Eight

4.1K 479 84
                                    


"Kenapa cemberutin Mas terus? Bibirmu rasanya sudah seperti bibir bebek, manyun terus." Jeongin
duduk disofa, menonton televisi sembari peluk bantal sofa. Bibirnya menukik turun, sedikit maju karena
sebal dengan Mas tertuanya.

"Gara-gara Mas Minho aku batal nonton konser tulus tau."
Bibirnya masih mencebik, mengencangkan pelukannya pada bantal sofa dan enggan menoleh pada Minho di sebelahnya.

"Hayolo Mas, adeknya diapain tuh?"
Sana menggoda, wanita yang sudah berpiyama cantik itu menggoda anak-anaknya saat melihat si sulung
dan si bungsu sedang bersama.

"Ngambek nih dia Mah, gagal nonton konser tulus sama pacarnya."

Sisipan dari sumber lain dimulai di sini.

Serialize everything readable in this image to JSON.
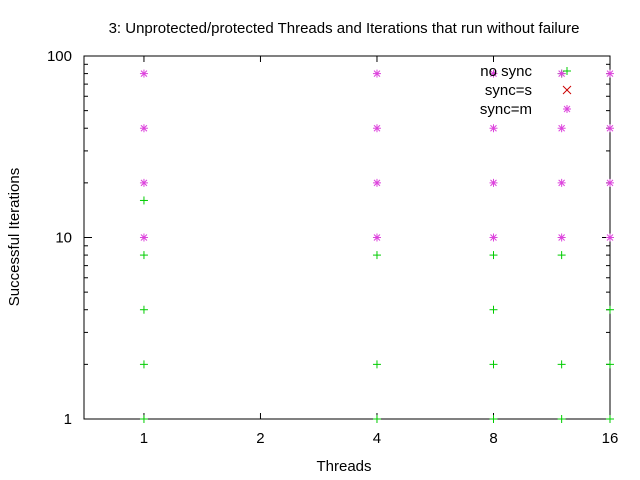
{
  "chart_data": {
    "type": "scatter",
    "title": "3: Unprotected/protected Threads and Iterations that run without failure",
    "xlabel": "Threads",
    "ylabel": "Successful Iterations",
    "xscale": "log2",
    "yscale": "log10",
    "xlim": [
      0.7,
      16
    ],
    "ylim": [
      1,
      100
    ],
    "x_ticks": [
      1,
      2,
      4,
      8,
      16
    ],
    "x_tick_labels": [
      "1",
      "2",
      "4",
      "8",
      "16"
    ],
    "y_ticks": [
      1,
      10,
      100
    ],
    "y_tick_labels": [
      "1",
      "10",
      "100"
    ],
    "grid": false,
    "legend_position": "top-right",
    "series": [
      {
        "name": "no sync",
        "marker": "+",
        "color": "#00cc00",
        "points": [
          [
            1,
            1
          ],
          [
            1,
            2
          ],
          [
            1,
            4
          ],
          [
            1,
            8
          ],
          [
            1,
            16
          ],
          [
            4,
            1
          ],
          [
            4,
            2
          ],
          [
            4,
            8
          ],
          [
            8,
            1
          ],
          [
            8,
            2
          ],
          [
            8,
            4
          ],
          [
            8,
            8
          ],
          [
            12,
            1
          ],
          [
            12,
            2
          ],
          [
            12,
            8
          ],
          [
            12,
            80
          ],
          [
            16,
            1
          ],
          [
            16,
            2
          ],
          [
            16,
            4
          ]
        ]
      },
      {
        "name": "sync=s",
        "marker": "x",
        "color": "#cc0000",
        "points": []
      },
      {
        "name": "sync=m",
        "marker": "*",
        "color": "#dd44dd",
        "points": [
          [
            1,
            10
          ],
          [
            1,
            20
          ],
          [
            1,
            40
          ],
          [
            1,
            80
          ],
          [
            4,
            10
          ],
          [
            4,
            20
          ],
          [
            4,
            40
          ],
          [
            4,
            80
          ],
          [
            8,
            10
          ],
          [
            8,
            20
          ],
          [
            8,
            40
          ],
          [
            8,
            80
          ],
          [
            12,
            10
          ],
          [
            12,
            20
          ],
          [
            12,
            40
          ],
          [
            12,
            80
          ],
          [
            16,
            10
          ],
          [
            16,
            20
          ],
          [
            16,
            40
          ],
          [
            16,
            80
          ]
        ]
      }
    ]
  }
}
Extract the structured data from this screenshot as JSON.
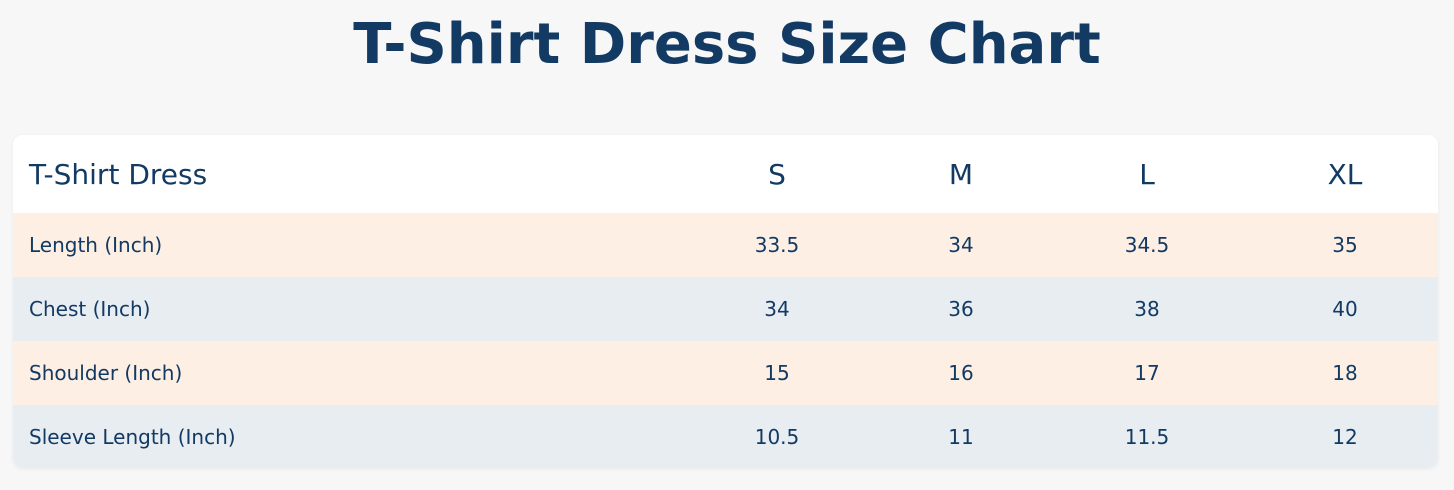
{
  "header": {
    "title": "T-Shirt Dress Size Chart"
  },
  "table": {
    "columns": [
      "T-Shirt Dress",
      "S",
      "M",
      "L",
      "XL"
    ],
    "rows": [
      [
        "Length (Inch)",
        "33.5",
        "34",
        "34.5",
        "35"
      ],
      [
        "Chest (Inch)",
        "34",
        "36",
        "38",
        "40"
      ],
      [
        "Shoulder (Inch)",
        "15",
        "16",
        "17",
        "18"
      ],
      [
        "Sleeve Length (Inch)",
        "10.5",
        "11",
        "11.5",
        "12"
      ]
    ]
  }
}
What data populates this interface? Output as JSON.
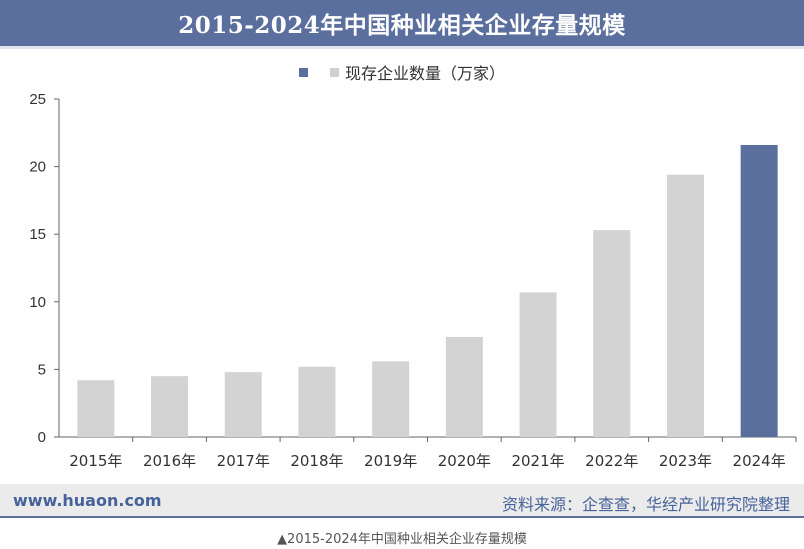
{
  "title": "2015-2024年中国种业相关企业存量规模",
  "legend": {
    "label": "现存企业数量（万家）"
  },
  "footer": {
    "website": "www.huaon.com",
    "source": "资料来源：企查查，华经产业研究院整理"
  },
  "caption": "▲2015-2024年中国种业相关企业存量规模",
  "colors": {
    "title_bg": "#5b6f9e",
    "bar_default": "#d3d3d3",
    "bar_highlight": "#5b6f9e",
    "axis": "#666666"
  },
  "chart_data": {
    "type": "bar",
    "categories": [
      "2015年",
      "2016年",
      "2017年",
      "2018年",
      "2019年",
      "2020年",
      "2021年",
      "2022年",
      "2023年",
      "2024年"
    ],
    "series": [
      {
        "name": "现存企业数量（万家）",
        "values": [
          4.2,
          4.5,
          4.8,
          5.2,
          5.6,
          7.4,
          10.7,
          15.3,
          19.4,
          21.6
        ]
      }
    ],
    "highlight_index": 9,
    "ylim": [
      0,
      25
    ],
    "yticks": [
      0,
      5,
      10,
      15,
      20,
      25
    ],
    "grid": false,
    "legend_position": "top-center"
  }
}
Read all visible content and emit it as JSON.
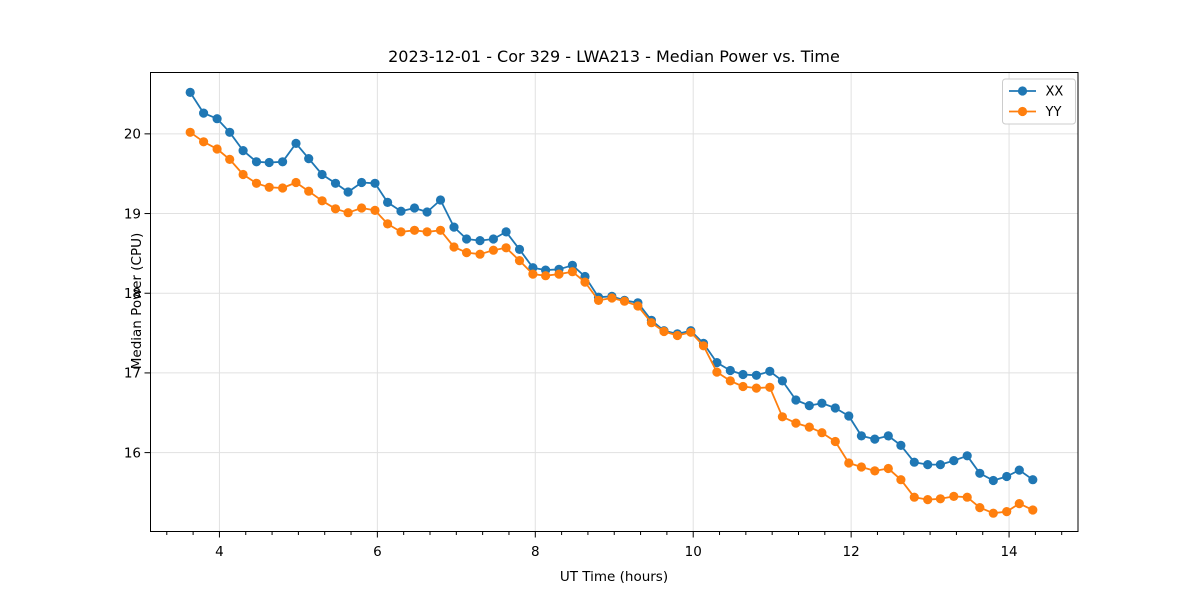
{
  "figure": {
    "background": "#ffffff",
    "text_color": "#000000",
    "spine_color": "#000000",
    "grid_color": "#e1e1e1"
  },
  "chart_data": {
    "type": "line",
    "title": "2023-12-01 - Cor 329 - LWA213 - Median Power vs. Time",
    "xlabel": "UT Time (hours)",
    "ylabel": "Median Power (CPU)",
    "xlim": [
      3.127,
      14.873
    ],
    "ylim": [
      15.01,
      20.77
    ],
    "x_major_ticks": [
      4,
      6,
      8,
      10,
      12,
      14
    ],
    "x_tick_labels": [
      "4",
      "6",
      "8",
      "10",
      "12",
      "14"
    ],
    "x_minor_step": 0.33333,
    "y_major_ticks": [
      16,
      17,
      18,
      19,
      20
    ],
    "y_tick_labels": [
      "16",
      "17",
      "18",
      "19",
      "20"
    ],
    "grid": true,
    "legend_position": "upper right",
    "marker": "o",
    "x": [
      3.63,
      3.8,
      3.97,
      4.13,
      4.3,
      4.47,
      4.63,
      4.8,
      4.97,
      5.13,
      5.3,
      5.47,
      5.63,
      5.8,
      5.97,
      6.13,
      6.3,
      6.47,
      6.63,
      6.8,
      6.97,
      7.13,
      7.3,
      7.47,
      7.63,
      7.8,
      7.97,
      8.13,
      8.3,
      8.47,
      8.63,
      8.8,
      8.97,
      9.13,
      9.3,
      9.47,
      9.63,
      9.8,
      9.97,
      10.13,
      10.3,
      10.47,
      10.63,
      10.8,
      10.97,
      11.13,
      11.3,
      11.47,
      11.63,
      11.8,
      11.97,
      12.13,
      12.3,
      12.47,
      12.63,
      12.8,
      12.97,
      13.13,
      13.3,
      13.47,
      13.63,
      13.8,
      13.97,
      14.13,
      14.3
    ],
    "series": [
      {
        "name": "XX",
        "color": "#1f77b4",
        "values": [
          20.52,
          20.26,
          20.19,
          20.02,
          19.79,
          19.65,
          19.64,
          19.65,
          19.88,
          19.69,
          19.49,
          19.38,
          19.27,
          19.39,
          19.38,
          19.14,
          19.03,
          19.07,
          19.02,
          19.17,
          18.83,
          18.68,
          18.66,
          18.68,
          18.77,
          18.55,
          18.32,
          18.29,
          18.3,
          18.35,
          18.21,
          17.95,
          17.96,
          17.91,
          17.88,
          17.66,
          17.53,
          17.49,
          17.53,
          17.37,
          17.13,
          17.03,
          16.98,
          16.97,
          17.02,
          16.9,
          16.66,
          16.59,
          16.62,
          16.56,
          16.46,
          16.21,
          16.17,
          16.21,
          16.09,
          15.88,
          15.85,
          15.85,
          15.9,
          15.96,
          15.74,
          15.65,
          15.7,
          15.78,
          15.66
        ]
      },
      {
        "name": "YY",
        "color": "#ff7f0e",
        "values": [
          20.02,
          19.9,
          19.81,
          19.68,
          19.49,
          19.38,
          19.33,
          19.32,
          19.39,
          19.28,
          19.16,
          19.06,
          19.01,
          19.07,
          19.04,
          18.87,
          18.77,
          18.79,
          18.77,
          18.79,
          18.58,
          18.51,
          18.49,
          18.54,
          18.57,
          18.41,
          18.24,
          18.22,
          18.24,
          18.27,
          18.14,
          17.91,
          17.94,
          17.9,
          17.84,
          17.63,
          17.52,
          17.47,
          17.51,
          17.34,
          17.01,
          16.9,
          16.83,
          16.81,
          16.82,
          16.45,
          16.37,
          16.32,
          16.25,
          16.14,
          15.87,
          15.82,
          15.77,
          15.8,
          15.66,
          15.44,
          15.41,
          15.42,
          15.45,
          15.44,
          15.31,
          15.24,
          15.26,
          15.36,
          15.28
        ]
      }
    ]
  }
}
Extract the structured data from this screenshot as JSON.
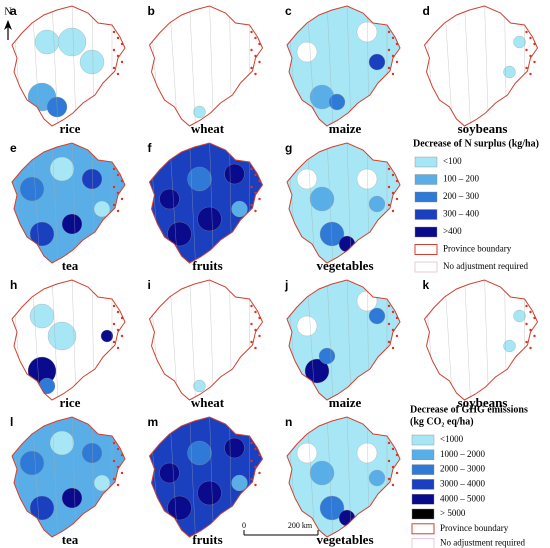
{
  "north": "N",
  "panels": [
    {
      "letter": "a",
      "label": "rice"
    },
    {
      "letter": "b",
      "label": "wheat"
    },
    {
      "letter": "c",
      "label": "maize"
    },
    {
      "letter": "d",
      "label": "soybeans"
    },
    {
      "letter": "e",
      "label": "tea"
    },
    {
      "letter": "f",
      "label": "fruits"
    },
    {
      "letter": "g",
      "label": "vegetables"
    },
    {
      "letter": "h",
      "label": "rice"
    },
    {
      "letter": "i",
      "label": "wheat"
    },
    {
      "letter": "j",
      "label": "maize"
    },
    {
      "letter": "k",
      "label": "soybeans"
    },
    {
      "letter": "l",
      "label": "tea"
    },
    {
      "letter": "m",
      "label": "fruits"
    },
    {
      "letter": "n",
      "label": "vegetables"
    }
  ],
  "legend_n": {
    "title": "Decrease of N surplus (kg/ha)",
    "items": [
      "<100",
      "100 – 200",
      "200 – 300",
      "300 – 400",
      ">400",
      "Province boundary",
      "No adjustment required"
    ]
  },
  "legend_ghg": {
    "title": [
      "Decrease of GHG emissions",
      "(kg CO₂ eq/ha)"
    ],
    "items": [
      "<1000",
      "1000 – 2000",
      "2000 – 3000",
      "3000 – 4000",
      "4000 – 5000",
      "> 5000",
      "Province boundary",
      "No adjustment required"
    ]
  },
  "scale": {
    "start": "0",
    "end": "200 km"
  }
}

"Mas!" wajah Minho dipukul dengan bantal sofa, Sana hanya terkikik geli melihat interaksi kedua
anaknya.

"Jeongin jangan dipukul Mas Minhonya, kasihan. Nanti wajahnya jadi jelek."

"Biarin, biar Mas Minho enggak bisa dapet pacar, wlee." Jeongin menjulurkan lidahnya mengejek,
pipinya jadi sasaran empuk untuk Minho cubit.

"Mamah mau buat teh, kalian mau nggak?"

"Jeongin mau susu cokelat."

"Minho mau kopi susu."

Sana tersenyum lalu berlalu masuk ke dapur, Jeongin kembali pasang wajah cemberutnya. Mencebikkan
bibir dan mengabaikan Minho.

"Manyum-manyun terus nanti bibirmu Mas cium lho."

"Mana mungkin, Mas Minho kan lurus. Jijik toh cium-cium cowok homo kayak aku."

Minho menyerang, mendekatkan wajahnya pada wajah Jeongin. Mata Jeongin membelalak kaget, jarak
wajah mereka hanya sekitar lima senti. Terpaan napas masing-masing terasa menyapa kulit.

"Fiuh~" Minho meniup wajah Jeongin dan tertawa. "Ngapain kamu merem begitu? Beneran pikir bakal
Mas cium ya?"

"Ih Mas Minho!"

Pukulan bertubi-tubi Jeongin layangkan pada wajah Minho, tentu pukulan dengan bantal. Mana
mungkin Jeongin memukul dengan kepalan tangan kosong, cari mati namanya.

"Ampun! Ampun! Hahahahahaa aduh sudah Jeongin."

"Mas Minho jangan ketawa! Aku kesal dengarnya."

Wajah kesal Jeongin yang memerah terlihat sangat lucu, apalagi pipi gembilnya mengembung imut.
Posisi mereka sekarang agak ambigu, Minho berbaring di sofa dengan Jeongin yang menduduki perutnya
sembari pukul-pukul manja.

"Kalian ngapain?" Hyunjin entah sejak kapan sudah berdiri di belakang sofa yang dua sejoli itu tempati.
Memandang mereka datar dengan tatapan menyeramkan.

"Hyunjin mau kemana?" Sana datang dengan nampan berisi tiga gelas minuman.

Minho dan Jeongin memperbaiki posisi mereka, melihat ke arah Hyunjin yang berpakaian rapi.

"Sudah jam setengah sepuluh malam lho, kamu mau ngayap kemana?"

"Main sebentar, temen aku ada yang ulang tahun. Acaranya dari jam tujuh sampai jam dua belas, aku
baru ingat jadi mau berangkat sekarang."

Terlihat kebohongan yang begitu besar dari tiap silabel kalimat yang Hyunjin ucapkan.

"Sudah malam banget, kamu nggak usah datang." cegah Sana.

"Mah," Hyunjin merajuk, Sana tampak berpikir sejenak sebelum memutuskan.

"Jam dua belas sudah sampai rumah ya, kamu bawa kunci cadangan kan?"

Hyunjin mengecup pipi Sana lalu lari keluar dari rumah. "Makasih Mah
Oh ya, Mas Minho mending jangan dekat-dekat Jeongin. Nanti ketularan homo."